The victim monitoring subsystem 20 then uses its network traffic analysis interface 28 to find the confirmed IP addresses in network traffic. This can be performed, for example, by using the confirmed IP addresses as input to a flow information extraction tool, such as NetFlow. This process can involve searching for the confirmed IP addresses in a database of Internet traffic received from distributed monitoring locations on the network, such as routers, to automatically find traffic patterns that identify victims of the malware or attack tools corresponding to the confirmed IP addresses (steps 118, 120, 122). Enrichment data from third parties or other security subsystems 22a . . . 22b can be used to enhance this process.
Records for victims identified by the network traffic analysis interface 28 can then be stored in the storage 30 (step 126). These stored records can be associated with enrichment data upon storage and/or over time thereafter. Enrichment data can include information a wide variety of sources, such as from third-party organizations, who is data, telemetry data, data obtained from honeypots or forensics, and third party geolocation data. Data about organizational relationships between entities can also be used, as provided for in US Patent Publication No. 2021-0042409 entitled AUTOMATED ORGANIZATIONAL SECURITY SCORING SYSTEM, published Dec. 24, 2020.
The resulting enhanced data set can be used in a variety of ways to manage risk. The system described above has been implemented in connection with digital logic, storage, and other elements embodied in special-purpose software running on a general-purpose computer platform, but it could also be implemented in whole or in part using virtualized platforms and/or special-purpose hardware. And while the system can be broken into the series of modules and steps shown in the various figures for illustration purposes, one of ordinary skill in the art would recognize that it is also possible to combine them and/or split them differently to achieve a different breakdown.
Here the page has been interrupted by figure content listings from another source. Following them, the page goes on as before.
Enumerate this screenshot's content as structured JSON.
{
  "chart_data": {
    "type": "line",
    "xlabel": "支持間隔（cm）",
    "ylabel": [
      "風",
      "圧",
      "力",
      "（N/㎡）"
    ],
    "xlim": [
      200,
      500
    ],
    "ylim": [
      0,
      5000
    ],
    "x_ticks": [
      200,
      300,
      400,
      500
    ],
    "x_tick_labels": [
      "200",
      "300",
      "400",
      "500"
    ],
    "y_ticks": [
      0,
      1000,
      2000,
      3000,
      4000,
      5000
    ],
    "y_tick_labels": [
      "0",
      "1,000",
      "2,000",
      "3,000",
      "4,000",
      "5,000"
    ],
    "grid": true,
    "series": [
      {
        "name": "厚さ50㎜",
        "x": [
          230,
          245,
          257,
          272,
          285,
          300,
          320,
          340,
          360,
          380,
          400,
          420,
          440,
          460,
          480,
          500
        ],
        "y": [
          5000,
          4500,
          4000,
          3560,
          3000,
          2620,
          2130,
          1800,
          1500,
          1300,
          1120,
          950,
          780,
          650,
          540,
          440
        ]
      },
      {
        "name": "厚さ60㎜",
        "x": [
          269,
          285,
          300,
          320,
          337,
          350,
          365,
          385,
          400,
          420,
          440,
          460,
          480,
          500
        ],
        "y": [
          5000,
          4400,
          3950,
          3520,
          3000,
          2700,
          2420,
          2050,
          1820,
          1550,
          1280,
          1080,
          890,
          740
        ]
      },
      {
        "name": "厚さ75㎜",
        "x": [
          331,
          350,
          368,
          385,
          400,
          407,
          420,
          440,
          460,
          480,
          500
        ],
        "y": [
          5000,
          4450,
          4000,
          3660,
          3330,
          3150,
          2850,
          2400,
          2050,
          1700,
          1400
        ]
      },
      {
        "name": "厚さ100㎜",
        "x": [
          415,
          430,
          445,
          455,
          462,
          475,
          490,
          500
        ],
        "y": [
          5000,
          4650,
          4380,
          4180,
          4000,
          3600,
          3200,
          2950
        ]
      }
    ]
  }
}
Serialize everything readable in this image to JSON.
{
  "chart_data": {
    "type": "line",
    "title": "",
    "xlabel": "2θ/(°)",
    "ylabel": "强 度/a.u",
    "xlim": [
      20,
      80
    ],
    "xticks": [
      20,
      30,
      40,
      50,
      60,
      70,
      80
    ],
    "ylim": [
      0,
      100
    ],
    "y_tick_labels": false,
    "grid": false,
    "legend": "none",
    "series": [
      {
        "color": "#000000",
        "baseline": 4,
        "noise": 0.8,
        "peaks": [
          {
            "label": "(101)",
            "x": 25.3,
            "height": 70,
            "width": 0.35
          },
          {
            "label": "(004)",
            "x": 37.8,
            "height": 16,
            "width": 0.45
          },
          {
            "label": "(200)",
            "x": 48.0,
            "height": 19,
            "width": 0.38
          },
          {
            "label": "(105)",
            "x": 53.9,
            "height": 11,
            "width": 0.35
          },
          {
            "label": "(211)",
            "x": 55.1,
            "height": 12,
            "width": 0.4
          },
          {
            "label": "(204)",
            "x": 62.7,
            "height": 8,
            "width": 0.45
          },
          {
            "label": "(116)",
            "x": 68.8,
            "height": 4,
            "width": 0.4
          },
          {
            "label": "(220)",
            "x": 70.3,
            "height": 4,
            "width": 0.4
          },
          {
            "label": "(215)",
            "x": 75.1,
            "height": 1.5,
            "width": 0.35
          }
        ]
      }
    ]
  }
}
The embodiments presented above can benefit from temporal and linguistic processing and risk scoring approaches outlined in US Patent Publication No. 2020-0401961 entitled CROSS-NETWORK SECURITY EVALUATION, published Feb. 11, 2021 and US Patent Publication No. 2021-0042409 entitled AUTOMATED ORGANIZATIONAL SECURITY SCORING SYSTEM, published Dec. 24, 2020 and the documents they refer to. The documents referenced directly and indirectly in this paragraph are all herein incorporated by reference. Also herein Incorporated by reference is version 5 of the NetFlow standard.
The present invention has now been described in connection with a number of specific embodiments thereof. However, numerous modifications which are contemplated as falling within the scope of the present invention should now be apparent to those skilled in the art. Therefore, it is intended that the scope of the present invention be limited only by the scope of the claims appended hereto. In addition, the order of presentation of the claims should not be construed to limit the scope of any particular term in the claims.